Tuesday, 17 October 2017

The University of Adelaide today signed a three-year agreement with Port Adelaide Football Club’s community organisation, Power Community Limited, to support Aboriginal youth education.

The University has become a major partner with the Club’s Aboriginal AFL Academy Program. Over the next three years, the University will be working alongside the Club to encourage and support young Indigenous people to find pathways into university education.

“This is a big step for the University of Adelaide; it will not only increase our profile within the Aboriginal community but help us contribute towards closing the gap,” says Professor Shane Hearn, Dean of Indigenous Research and Education Strategy at the University of Adelaide.

“Over the next three years, we will be supporting the next generation of young Indigenous leaders within the Aboriginal AFL Academy to consider a university education; we will show them how they can access university, what the pathways are and the support they can expect.

“Young Aboriginal people have the same aspirations as non-Aboriginal people when it comes to career and achievement, but their challenges can be quite different and sometimes harder.
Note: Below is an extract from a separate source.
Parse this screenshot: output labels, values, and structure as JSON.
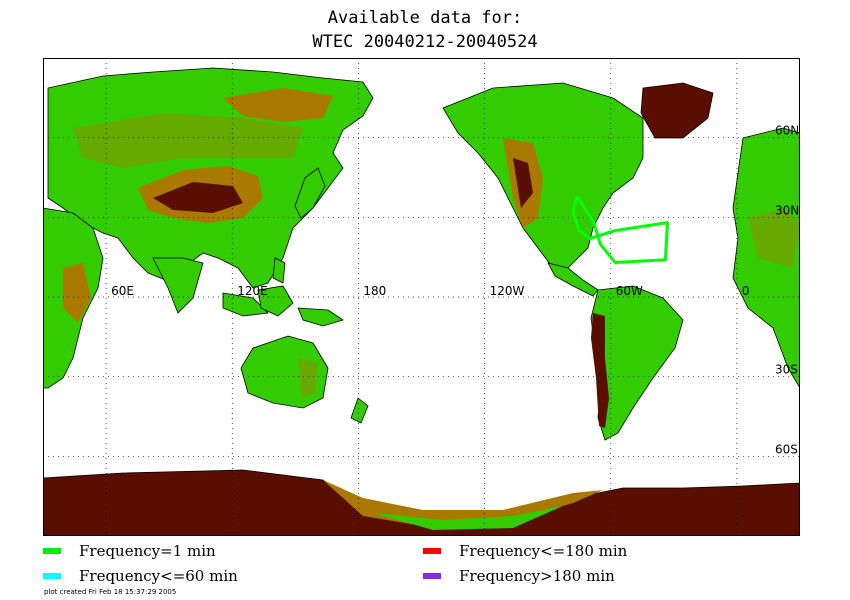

They often don’t know what options are available to them.

“The Port Adelaide Football Club has achieved great recognition for its Aboriginal programs. As a partner of the Club’s Aboriginal AFL Academy Program, we will be able to reach many more young Aboriginal people, and work together to inspire and support them to consider university education.”
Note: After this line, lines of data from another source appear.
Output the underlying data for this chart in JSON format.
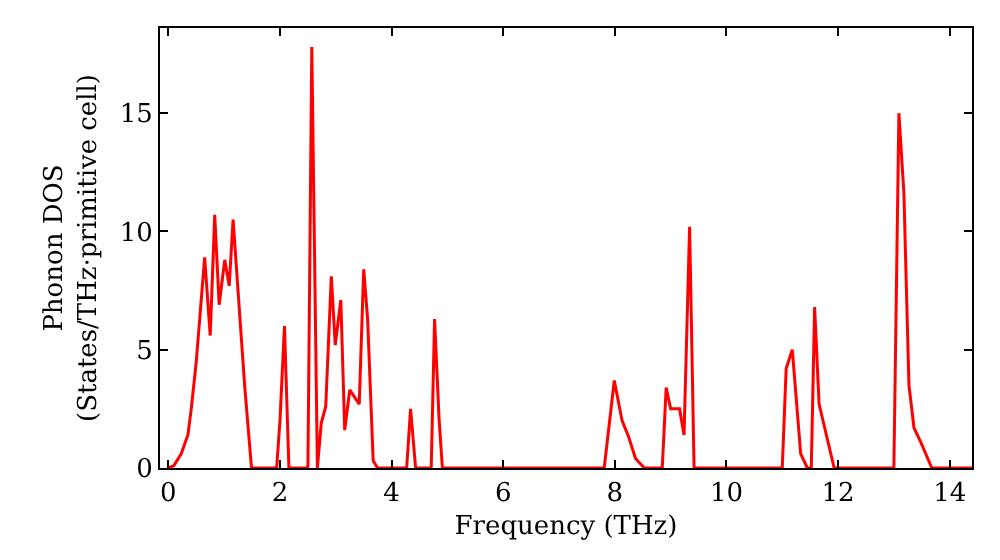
{
  "chart_data": {
    "type": "line",
    "xlabel": "Frequency (THz)",
    "ylabel": "Phonon DOS\n(States/THz·primitive cell)",
    "xlim": [
      -0.15,
      14.4
    ],
    "ylim": [
      0,
      18.6
    ],
    "xticks": [
      0,
      2,
      4,
      6,
      8,
      10,
      12,
      14
    ],
    "yticks": [
      0,
      5,
      10,
      15
    ],
    "marker": "none",
    "line_style": "solid",
    "series": [
      {
        "color": "#ff0000",
        "x": [
          0,
          0.1,
          0.23,
          0.35,
          0.41,
          0.5,
          0.65,
          0.75,
          0.83,
          0.91,
          1.01,
          1.09,
          1.16,
          1.31,
          1.37,
          1.49,
          1.94,
          2.0,
          2.08,
          2.16,
          2.5,
          2.57,
          2.67,
          2.74,
          2.82,
          2.92,
          2.99,
          3.09,
          3.16,
          3.25,
          3.42,
          3.5,
          3.57,
          3.67,
          3.75,
          4.27,
          4.34,
          4.43,
          4.71,
          4.77,
          4.85,
          4.91,
          7.81,
          7.99,
          8.13,
          8.25,
          8.37,
          8.53,
          8.85,
          8.92,
          9.0,
          9.16,
          9.24,
          9.34,
          9.42,
          11.0,
          11.07,
          11.18,
          11.33,
          11.45,
          11.52,
          11.58,
          11.66,
          11.76,
          11.93,
          13.0,
          13.09,
          13.18,
          13.27,
          13.36,
          13.48,
          13.68,
          14.4
        ],
        "values": [
          0,
          0.1,
          0.6,
          1.4,
          2.5,
          4.5,
          8.9,
          5.6,
          10.7,
          6.9,
          8.8,
          7.7,
          10.5,
          5.4,
          3.4,
          0,
          0,
          2.0,
          6.0,
          0,
          0,
          17.8,
          0,
          1.9,
          2.6,
          8.1,
          5.2,
          7.1,
          1.6,
          3.3,
          2.7,
          8.4,
          6.3,
          0.3,
          0,
          0,
          2.5,
          0,
          0,
          6.3,
          2.1,
          0,
          0,
          3.7,
          2.0,
          1.3,
          0.4,
          0,
          0,
          3.4,
          2.5,
          2.5,
          1.4,
          10.2,
          0,
          0,
          4.2,
          5.0,
          0.6,
          0,
          0,
          6.8,
          2.7,
          1.7,
          0,
          0,
          15.0,
          11.6,
          3.5,
          1.7,
          1.1,
          0,
          0
        ]
      }
    ]
  }
}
The University’s participation in the partnership will operate through its Wirltu Yarlu Aboriginal Education Unit. Wirltu Yarlu is responsible for recruiting Aboriginal and Torres Strait Islander students to foundation and degree programs, administers special entry access schemes and provides support services to all Aboriginal and Torres Strait Island students at the University.

The Power Community’s programs engage with around 100,000 young people a year in South Australia and the Northern Territory through their youth and specialised Aboriginal programs.

“We are passionate about the work we do through our community programs and we have a real impact in developing young people for life after school,” says Paul Vandenbergh, Director of Aboriginal Programs.

“It is one thing to get young Aboriginal people drafted into the Academy, but to get them into university as well, that’s the real goal of our program.

“We look forward to working with the University of Adelaide to bring real change for our Indigenous youth.”